Accedí. Sí, accedí. Realizaría una acción maligna con tal de poseerla. No sé cuál es la fuerza del Diablo para intervenir en la vida de los hombres, pero sí que sé la que tiene una mujer hermosa.
Así que, ni corto ni perezoso, me dispuse a elaborar un plan que fuese lo suficientemente malo para que satisficiera a mi amada. ¡Mataría a alguien en un paso de peatones! Sería fácil y posiblememte no despertaría sospechas.
Aquella avenida era una de las más transitadas en la ciudad. En uno de sus pasos para peatones controlados por semáforo me coloqué a la espera de mi víctima. Ésta se presentó en forma de un invidente. Le dije que le ayudaría a cruzar y que esperase mis instrucciones. En un momento determinado en que no pasaban coches, le dije que cruzase porque ya estaba libre para peatones. Pero no era así. Un vehículo negro se acercaba a toda velocidad y calculé con rara precisión que estaría a la altura del ciego en el momento oportuno. Así fue, pero el conductor del coche negro viró bruscamente el volante y se estrelló contra el poste del semáforo. El hombre invidente salvó la vida.
La policía acudió rápidamente y asistió a los dos ocupantes del coche que estaban heridos.
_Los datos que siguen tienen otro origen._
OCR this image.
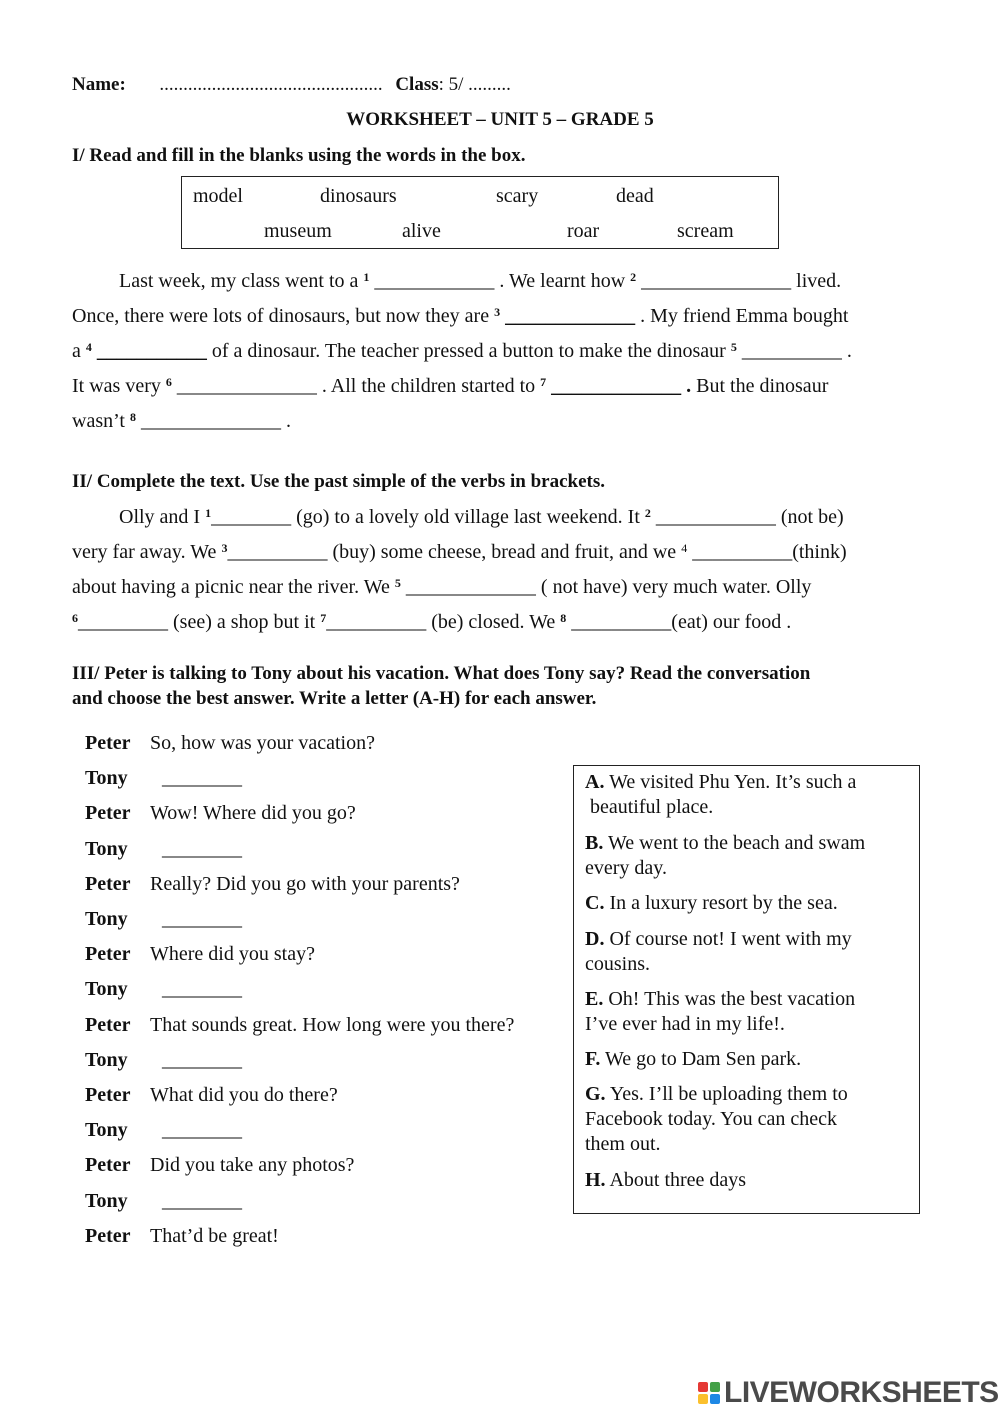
Name: ............................................... Class: 5/ .........
WORKSHEET – UNIT 5 – GRADE 5
I/ Read and fill in the blanks using the words in the box.
model	dinosaurs	scary	dead
museum	alive	roar	scream
Last week, my class went to a $^1$ ____________ . We learnt how $^2$ _______________ lived.
Once, there were lots of dinosaurs, but now they are $^3$ _____________ . My friend Emma bought
a $^4$ ___________ of a dinosaur. The teacher pressed a button to make the dinosaur $^5$ __________ .
It was very $^6$ ______________ . All the children started to $^7$ _____________ . But the dinosaur
wasn’t $^8$ ______________ .
II/ Complete the text. Use the past simple of the verbs in brackets.
Olly and I $^1$________ (go) to a lovely old village last weekend. It $^2$ ____________ (not be)
very far away. We $^3$__________ (buy) some cheese, bread and fruit, and we $^4$ __________(think)
about having a picnic near the river. We $^5$ _____________ ( not have) very much water. Olly
$^6$_________ (see) a shop but it $^7$__________ (be) closed. We $^8$ __________(eat) our food .
III/ Peter is talking to Tony about his vacation. What does Tony say? Read the conversation
and choose the best answer. Write a letter (A-H) for each answer.
Peter So, how was your vacation?
Tony ________
Peter Wow! Where did you go?
Tony ________
Peter Really? Did you go with your parents?
Tony ________
Peter Where did you stay?
Tony ________
Peter That sounds great. How long were you there?
Tony ________
Peter What did you do there?
Tony ________
Peter Did you take any photos?
Tony ________
Peter That’d be great!
A. We visited Phu Yen. It’s such a
beautiful place.
B. We went to the beach and swam
every day.
C. In a luxury resort by the sea.
D. Of course not! I went with my
cousins.
E. Oh! This was the best vacation
I’ve ever had in my life!.
F. We go to Dam Sen park.
G. Yes. I’ll be uploading them to
Facebook today. You can check
them out.
H. About three days
LIVEWORKSHEETS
Inmediatamente, descubrieron que los viajeros del vehículo accidentado eran "El Gibraltareño" y "El Chocolatero", dos peligrosos delincuentes buscados por la justicia. La prensa del día siguiente resaltó el hecho del apresamiento de los dos bandidos, considerándolos un golpe de buena suerte.
¡Qué desilusión para mí! Algo tan sencillo resultó un fracaso. Había que buscar pero ¿cuál?
Decidí dar un largo paseo hasta mi apartamento. En una céntrica plaza me topé con una monja, no recuerdo de qué Orden, que me pidió un donativo para un centro de asistencia para niños huérfanos. Otra compañera se sentaba detrás de una mesa donde se exponían folletos explicativos de la obra benéfica. Tomé uno de los papeles para hojearlo.
- Por favor, señor ¿nos podría ayudar para los huérfanos? Me dijo una de las monjitas.
- Pues no llevo más que unos céntimos, pero prometo enviarles algo. Denme su dirección, por favor.
- Con mucho gusto, señor.- Respondió una de las religiosas-. Y que Dios le pague su generosidad, sea lo que sea.
Me fui con la para mí feliz pretensión de hacer una jugarreta a las buenas monjas. Esta vez sí que iba a salir bien mi diabólica acción. No podía fallar y me regocijaba pensando en la cara que iban a poner en aquel convento.
En un viejo escritorio heredado de mi padre, con un montón de papeles y documentos, vi un arrugado sobre, que no sabía por qué, se había guardado allí. Una borrosa dirección estaba escrita en el sobre y un sello de correos se adhería en la esquina derecha. Taché la dirección, puse la del convento y rellené el sobre con recortes de periódicos, con el cuidado de que tuviesen el mismo tamaño que los billetes de banco. Aquello resultaba abultado y causaba buena impresión.
Satisfecho por mi supuesto ingenio, me encaminé a la dirección que me habían dado las monjas, y entregué el sobre a la hermana portera, que lo tomé con una sonrisa y unas palabras de gratitud.
Pasaron unos días y, entretanto, me alegraba contando a Lucy mi fea jugada que desconcertaría a las buenas monjas. ¡Qué ojos pondría la Superiora al ver el contenido del sobre! ¡Qué desilusión, qué chasco! Me recreaba hablando de ello con Lucy, y ella me premiaba con su encantadora sonrisa y su atrayente mirada.
Pero aquella gozosa sensación del deber cumplido con mi adorada Lucy se vino abajo pasados unos días, cuando recibí una carta de la Superiora del centro al que entregué mi supuesto óbolo. Decía: "Querido señor, es usted un bromista y no dudo de que lo hizo para restar importancia a su generosa donación. Realmente nos hemos reído con su chanza.
Usted escondía su altruismo fingiendo unos presuntos billetes, cuando en realidad lo hizo con ese antiguo sello postal referente a la Exposición Universal de París de 1889. Una joya filatélica. Nos ha dicho un experto que lo valora, al menos, en diez mil dólares. Me dice también que en el mercado internacional su valor puede verse muy aumentado.
Que Dios le bendiga y le colme de bienes.